A gas flame, part of normal plant operations, flares at a refinery in April 2010, now owned by Andeavor, formerly Tesoro Corp., in Anacortes. (Ted S. Warren/Associated Press file photo)

A gas flame, part of normal plant operations, flares at a refinery in April 2010, now owned by Andeavor, formerly Tesoro Corp., in Anacortes. (Ted S. Warren/Associated Press file photo)

Editorial: Cleaner fuels can drive climate change efforts

A bill in the state House would require use of cleaner-burning fuels already produced here.

By The Herald Editorial Board

Thanks to of our state’s hydropower-blessed grid, much of the electricity we use results in a relatively limited amount of carbon-dioxide and other greenhouse gases that contribute to climate change and pollute the air we breathe.

That means transportation — the cars, trucks and buses that move us and our things — are the largest source of those greenhouse gases in Washington state.

With the goal of reducing the amount of carbon and other pollutants emitted by those vehicles, much of the West Coast — California, Oregon and British Columbia — has established a “low-carbon fuel standard,” a program meant to reduce the carbon intensity of the gas and diesel that flow into our tanks.

All, except for Washington state.

That might change with legislation proposed in the House that could receive a floor vote soon. House Bill 1110 would require a reduction in greenhouse gases from gas and diesel fuels, 10 percent below 2017 levels by 2028 and 20 percent by 2035. The program would establish a trading system where deficits for carbon-intensive petroleum fuels could be offset by a range of less carbon-intensive fuels such as ethanol, bio-diesel, even used cooking oil that can be blended into petroleum fuels; hydrogen for fuel cells; and the promotion of electric vehicles and development of the roadside charging infrastructure to power them.

The legislation is opposed by groups such as the Western States Petroleum Association, which represents refineries and others in the state’s petroleum industry, considering it too costly and regressive because it would add to the price of gas and diesel, and less cost-effective in reducing greenhouse gases than other options, such as placing a price on carbon.

Opponents have pointed to a recent report by the California Energy Commission that its low-carbon fuel standard has added nearly 17 cents to the price of a gallon of gas. That state’s Legislative Analyst’s Office estimates that will rise to 41 cents by 2030.

But, as the car ads tell us, our mileage may vary.

Supporters of the legislation, among them Climate Solutions, Audubon Washington and the Union of Concerned Scientists, don’t dispute that the standards have increased fuel prices but respond that those costs, along with volatility in the low-carbon fuels market, should subside as clean fuels technology advances. Washington, where many of these fuels already are being produced, should now be benefiting from their production in terms of reduced carbon emissions and other pollutants.
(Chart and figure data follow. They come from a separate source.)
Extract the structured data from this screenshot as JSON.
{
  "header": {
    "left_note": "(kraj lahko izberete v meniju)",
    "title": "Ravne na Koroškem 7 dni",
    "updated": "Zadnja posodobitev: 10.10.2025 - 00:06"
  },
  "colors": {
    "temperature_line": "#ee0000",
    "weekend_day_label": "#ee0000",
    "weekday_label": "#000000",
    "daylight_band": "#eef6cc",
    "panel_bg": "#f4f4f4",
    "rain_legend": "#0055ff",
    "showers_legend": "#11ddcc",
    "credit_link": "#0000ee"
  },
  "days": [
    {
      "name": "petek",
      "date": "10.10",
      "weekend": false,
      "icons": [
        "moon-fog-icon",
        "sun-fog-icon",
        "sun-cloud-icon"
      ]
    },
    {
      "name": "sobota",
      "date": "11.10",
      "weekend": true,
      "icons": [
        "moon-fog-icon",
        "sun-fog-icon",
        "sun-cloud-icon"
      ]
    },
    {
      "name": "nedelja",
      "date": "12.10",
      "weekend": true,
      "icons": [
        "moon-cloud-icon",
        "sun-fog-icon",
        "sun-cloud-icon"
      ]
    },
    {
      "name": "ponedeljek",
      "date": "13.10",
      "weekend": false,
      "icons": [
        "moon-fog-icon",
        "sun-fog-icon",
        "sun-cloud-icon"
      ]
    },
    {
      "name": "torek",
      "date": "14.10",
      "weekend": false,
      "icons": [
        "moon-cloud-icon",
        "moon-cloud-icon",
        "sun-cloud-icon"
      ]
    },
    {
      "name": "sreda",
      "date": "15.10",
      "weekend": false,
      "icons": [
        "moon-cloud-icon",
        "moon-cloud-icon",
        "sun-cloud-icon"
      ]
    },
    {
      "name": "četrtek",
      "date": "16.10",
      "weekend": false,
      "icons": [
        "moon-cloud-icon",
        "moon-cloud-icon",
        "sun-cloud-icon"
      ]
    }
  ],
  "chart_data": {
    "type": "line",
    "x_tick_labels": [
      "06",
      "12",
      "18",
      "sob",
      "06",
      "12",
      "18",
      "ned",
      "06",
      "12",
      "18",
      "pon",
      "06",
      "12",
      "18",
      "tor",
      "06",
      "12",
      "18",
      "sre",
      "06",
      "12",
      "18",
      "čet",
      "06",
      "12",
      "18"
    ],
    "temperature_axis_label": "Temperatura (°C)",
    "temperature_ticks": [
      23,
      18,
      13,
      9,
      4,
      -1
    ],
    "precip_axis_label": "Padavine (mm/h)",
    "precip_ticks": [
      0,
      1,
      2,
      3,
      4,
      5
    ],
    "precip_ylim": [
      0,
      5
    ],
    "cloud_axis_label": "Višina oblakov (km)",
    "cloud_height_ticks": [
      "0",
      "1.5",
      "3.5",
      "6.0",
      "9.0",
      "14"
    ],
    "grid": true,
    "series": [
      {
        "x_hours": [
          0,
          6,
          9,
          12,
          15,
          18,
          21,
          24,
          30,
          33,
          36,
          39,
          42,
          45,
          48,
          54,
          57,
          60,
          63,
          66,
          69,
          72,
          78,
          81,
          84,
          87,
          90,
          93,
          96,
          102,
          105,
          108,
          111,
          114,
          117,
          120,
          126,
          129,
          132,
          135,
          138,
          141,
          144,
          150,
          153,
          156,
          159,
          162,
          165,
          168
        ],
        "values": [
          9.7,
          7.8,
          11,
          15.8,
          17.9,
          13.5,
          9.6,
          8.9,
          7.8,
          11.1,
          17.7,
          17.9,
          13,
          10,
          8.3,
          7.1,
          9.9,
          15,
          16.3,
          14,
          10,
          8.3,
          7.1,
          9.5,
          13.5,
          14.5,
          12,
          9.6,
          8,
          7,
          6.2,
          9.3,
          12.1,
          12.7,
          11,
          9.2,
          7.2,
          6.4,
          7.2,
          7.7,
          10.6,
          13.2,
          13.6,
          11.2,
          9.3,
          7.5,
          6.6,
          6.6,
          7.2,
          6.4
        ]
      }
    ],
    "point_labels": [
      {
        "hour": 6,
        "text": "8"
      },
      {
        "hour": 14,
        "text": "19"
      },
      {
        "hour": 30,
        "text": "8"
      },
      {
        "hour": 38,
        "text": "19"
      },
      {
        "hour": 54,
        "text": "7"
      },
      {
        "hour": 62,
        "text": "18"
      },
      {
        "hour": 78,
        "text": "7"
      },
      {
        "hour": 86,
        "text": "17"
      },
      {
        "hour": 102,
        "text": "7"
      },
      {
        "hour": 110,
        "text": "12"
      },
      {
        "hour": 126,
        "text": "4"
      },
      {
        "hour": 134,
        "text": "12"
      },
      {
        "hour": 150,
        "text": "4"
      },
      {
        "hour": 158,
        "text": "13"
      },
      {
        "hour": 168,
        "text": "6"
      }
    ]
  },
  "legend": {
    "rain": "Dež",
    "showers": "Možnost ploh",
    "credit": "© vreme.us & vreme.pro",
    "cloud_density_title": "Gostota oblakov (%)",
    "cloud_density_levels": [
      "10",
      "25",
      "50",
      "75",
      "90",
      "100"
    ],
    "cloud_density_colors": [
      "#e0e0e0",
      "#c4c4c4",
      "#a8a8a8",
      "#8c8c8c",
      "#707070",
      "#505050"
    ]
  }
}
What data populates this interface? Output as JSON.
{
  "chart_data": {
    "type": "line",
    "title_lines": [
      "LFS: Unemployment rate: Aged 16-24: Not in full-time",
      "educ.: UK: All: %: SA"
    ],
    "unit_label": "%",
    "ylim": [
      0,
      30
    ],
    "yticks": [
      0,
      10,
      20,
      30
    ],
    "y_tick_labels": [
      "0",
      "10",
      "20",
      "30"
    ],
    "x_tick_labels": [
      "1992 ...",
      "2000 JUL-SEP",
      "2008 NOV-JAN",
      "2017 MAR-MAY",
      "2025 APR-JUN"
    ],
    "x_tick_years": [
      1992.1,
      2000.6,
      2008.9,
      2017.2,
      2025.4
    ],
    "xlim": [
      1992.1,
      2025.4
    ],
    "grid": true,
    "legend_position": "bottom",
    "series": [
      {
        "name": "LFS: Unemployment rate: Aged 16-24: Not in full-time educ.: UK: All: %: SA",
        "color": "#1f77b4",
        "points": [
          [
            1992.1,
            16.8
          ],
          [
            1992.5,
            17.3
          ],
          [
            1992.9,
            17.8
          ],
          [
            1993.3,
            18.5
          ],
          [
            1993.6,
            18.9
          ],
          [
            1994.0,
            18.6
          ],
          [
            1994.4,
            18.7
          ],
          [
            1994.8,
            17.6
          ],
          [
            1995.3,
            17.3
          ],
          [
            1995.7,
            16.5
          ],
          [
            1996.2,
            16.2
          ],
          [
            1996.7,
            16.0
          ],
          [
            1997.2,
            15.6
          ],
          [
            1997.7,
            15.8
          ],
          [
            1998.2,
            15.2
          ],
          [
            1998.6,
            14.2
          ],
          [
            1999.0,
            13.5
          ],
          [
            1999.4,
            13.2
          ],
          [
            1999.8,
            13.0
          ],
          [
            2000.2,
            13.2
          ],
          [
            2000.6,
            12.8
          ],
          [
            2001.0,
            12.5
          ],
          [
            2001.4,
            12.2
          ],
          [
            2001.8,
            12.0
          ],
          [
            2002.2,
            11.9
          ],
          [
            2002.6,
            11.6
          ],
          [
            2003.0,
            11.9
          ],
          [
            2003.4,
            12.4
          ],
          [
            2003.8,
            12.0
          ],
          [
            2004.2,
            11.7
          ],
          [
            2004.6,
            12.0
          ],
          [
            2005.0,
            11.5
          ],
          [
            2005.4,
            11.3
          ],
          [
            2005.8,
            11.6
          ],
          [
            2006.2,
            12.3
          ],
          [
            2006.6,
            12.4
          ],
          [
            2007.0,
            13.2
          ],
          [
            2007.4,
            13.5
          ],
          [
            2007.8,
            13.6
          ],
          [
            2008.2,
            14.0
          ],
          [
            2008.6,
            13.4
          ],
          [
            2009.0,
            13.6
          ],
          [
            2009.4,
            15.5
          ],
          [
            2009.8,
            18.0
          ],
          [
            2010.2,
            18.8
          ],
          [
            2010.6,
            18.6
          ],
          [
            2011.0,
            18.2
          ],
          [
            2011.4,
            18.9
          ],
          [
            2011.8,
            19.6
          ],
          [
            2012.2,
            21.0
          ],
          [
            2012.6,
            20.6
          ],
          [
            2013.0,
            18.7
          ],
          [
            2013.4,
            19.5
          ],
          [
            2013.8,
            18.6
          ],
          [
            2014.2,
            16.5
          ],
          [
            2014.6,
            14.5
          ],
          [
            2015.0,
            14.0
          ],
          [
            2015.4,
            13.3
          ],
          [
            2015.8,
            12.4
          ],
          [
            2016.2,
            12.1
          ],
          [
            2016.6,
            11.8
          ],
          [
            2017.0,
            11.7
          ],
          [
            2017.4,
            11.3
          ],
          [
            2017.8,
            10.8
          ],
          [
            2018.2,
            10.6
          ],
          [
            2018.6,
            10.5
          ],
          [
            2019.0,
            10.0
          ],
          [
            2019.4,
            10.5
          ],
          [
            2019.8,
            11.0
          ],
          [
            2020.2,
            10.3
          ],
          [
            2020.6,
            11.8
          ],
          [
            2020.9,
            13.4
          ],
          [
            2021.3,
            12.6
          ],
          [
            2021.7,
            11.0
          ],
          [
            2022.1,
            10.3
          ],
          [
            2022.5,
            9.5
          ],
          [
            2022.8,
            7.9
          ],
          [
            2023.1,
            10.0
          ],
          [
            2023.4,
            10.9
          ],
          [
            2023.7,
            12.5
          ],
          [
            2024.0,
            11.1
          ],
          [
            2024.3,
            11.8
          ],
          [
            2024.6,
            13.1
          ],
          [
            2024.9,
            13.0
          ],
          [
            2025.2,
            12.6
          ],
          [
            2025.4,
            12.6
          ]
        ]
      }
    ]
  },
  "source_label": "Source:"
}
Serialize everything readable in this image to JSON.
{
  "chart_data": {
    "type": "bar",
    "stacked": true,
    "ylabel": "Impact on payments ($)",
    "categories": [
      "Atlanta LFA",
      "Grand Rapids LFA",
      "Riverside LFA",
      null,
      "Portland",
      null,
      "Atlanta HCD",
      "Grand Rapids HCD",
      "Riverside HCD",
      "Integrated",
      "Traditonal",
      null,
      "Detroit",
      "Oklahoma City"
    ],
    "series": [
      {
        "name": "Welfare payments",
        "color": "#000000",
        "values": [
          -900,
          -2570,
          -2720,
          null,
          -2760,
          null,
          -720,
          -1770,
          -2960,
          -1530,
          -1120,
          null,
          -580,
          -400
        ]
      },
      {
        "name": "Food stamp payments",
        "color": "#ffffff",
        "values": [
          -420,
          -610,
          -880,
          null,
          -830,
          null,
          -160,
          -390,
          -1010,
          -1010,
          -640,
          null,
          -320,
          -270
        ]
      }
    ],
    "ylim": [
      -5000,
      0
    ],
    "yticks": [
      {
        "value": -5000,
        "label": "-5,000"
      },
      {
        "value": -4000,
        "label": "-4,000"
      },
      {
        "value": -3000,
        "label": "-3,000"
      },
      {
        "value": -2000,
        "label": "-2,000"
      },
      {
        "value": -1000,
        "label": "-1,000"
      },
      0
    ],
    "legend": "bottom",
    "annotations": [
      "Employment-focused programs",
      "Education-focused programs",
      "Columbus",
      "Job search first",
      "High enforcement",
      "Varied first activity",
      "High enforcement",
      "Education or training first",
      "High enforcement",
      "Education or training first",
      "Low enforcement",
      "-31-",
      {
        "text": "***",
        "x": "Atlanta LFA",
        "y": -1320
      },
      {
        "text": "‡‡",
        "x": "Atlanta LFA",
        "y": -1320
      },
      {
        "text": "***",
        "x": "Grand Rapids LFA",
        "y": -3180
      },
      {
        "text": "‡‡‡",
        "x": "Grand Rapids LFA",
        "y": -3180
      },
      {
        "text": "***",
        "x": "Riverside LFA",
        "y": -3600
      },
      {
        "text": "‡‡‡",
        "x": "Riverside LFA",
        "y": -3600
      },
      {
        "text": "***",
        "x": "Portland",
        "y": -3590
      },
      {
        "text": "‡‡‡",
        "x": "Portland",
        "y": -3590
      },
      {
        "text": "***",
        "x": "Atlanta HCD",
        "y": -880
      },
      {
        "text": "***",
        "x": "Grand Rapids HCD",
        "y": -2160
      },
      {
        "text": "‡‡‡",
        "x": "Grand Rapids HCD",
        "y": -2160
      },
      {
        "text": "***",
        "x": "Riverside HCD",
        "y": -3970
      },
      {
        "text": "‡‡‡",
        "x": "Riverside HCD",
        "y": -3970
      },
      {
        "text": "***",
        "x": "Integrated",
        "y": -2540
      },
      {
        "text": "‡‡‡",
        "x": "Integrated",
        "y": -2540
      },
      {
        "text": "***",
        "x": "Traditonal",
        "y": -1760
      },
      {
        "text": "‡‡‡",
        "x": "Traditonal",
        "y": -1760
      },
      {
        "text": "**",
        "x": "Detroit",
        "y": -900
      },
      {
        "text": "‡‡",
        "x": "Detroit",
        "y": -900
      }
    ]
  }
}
WSPA and others contend that the technology, in particularly the production of ethanol from cellulose — from corn stalks rather than the grain, and other agricultural and wood wastes — hasn’t advanced as quickly as first expected. Supporters counter that, even so, the legislation is flexible and broad enough in the eligible sources of fuels to allow for the production needed to support the program. Washington’s addition to the low-carbon standard, they argue, could further development of those technologies.

It also could help support efforts that would lower the costs of electric vehicles and build out the infrastructure of charging stations that will make plug-in electric cars a viable transportation option for more drivers.

To the contention that carbon pricing — either a cap-and-trade program or a carbon tax — would be more cost-effective, that, too, is true. But, as concerns grow over climate change, the right course isn’t a matter of choosing between the two but using both a clean-fuels standard and carbon pricing to advance the reduction of those emissions.

California, along with its low-carbon fuel standard, also uses a cap-and-trade system. Oregon’s legislature is considering a cap-and-trade program this year. And British Columbia uses both its clean-fuel program and a carbon tax.

Even as the fuel-efficiency of our vehicles has improved in recent years — standards that the Trump administration and the auto industry now want to scale back — the amount of carbon emitted by the extraction and production of petroleum fuels has actually increased. The Union of Concerned Scientists, in its 2016 report on clean fuels, notes an increased reliance in extracting petroleum from Canada’s tar sands and through fracking, which use processes that are heavily carbon-intensive on their own, can produce up to five times the amount of carbon as a conventional barrel of crude.

We’re losing ground — or rather breathable air — with the increase in carbon emissions from every barrel of fuel produced from those dirtier sources of petroleum.

There’s public support for a clean-fuels standard. A poll taken shortly after the November defeat of I-1631 found 54 percent support a low-carbon fuel program; and 50 percent support even among those who considered I-1631’s carbon fee as flawed.

Washington state now needs to join the rest of the West Coast in encouraging the development of cleaner-burning fuels and electric transportation. It likely will mean an increased cost at the pump for most vehicle owners, but the costs have been there all along; we’ve just been paying for inexpensive gas through a loss of life and health caused by respiratory diseases and from the worsening effects of climate change.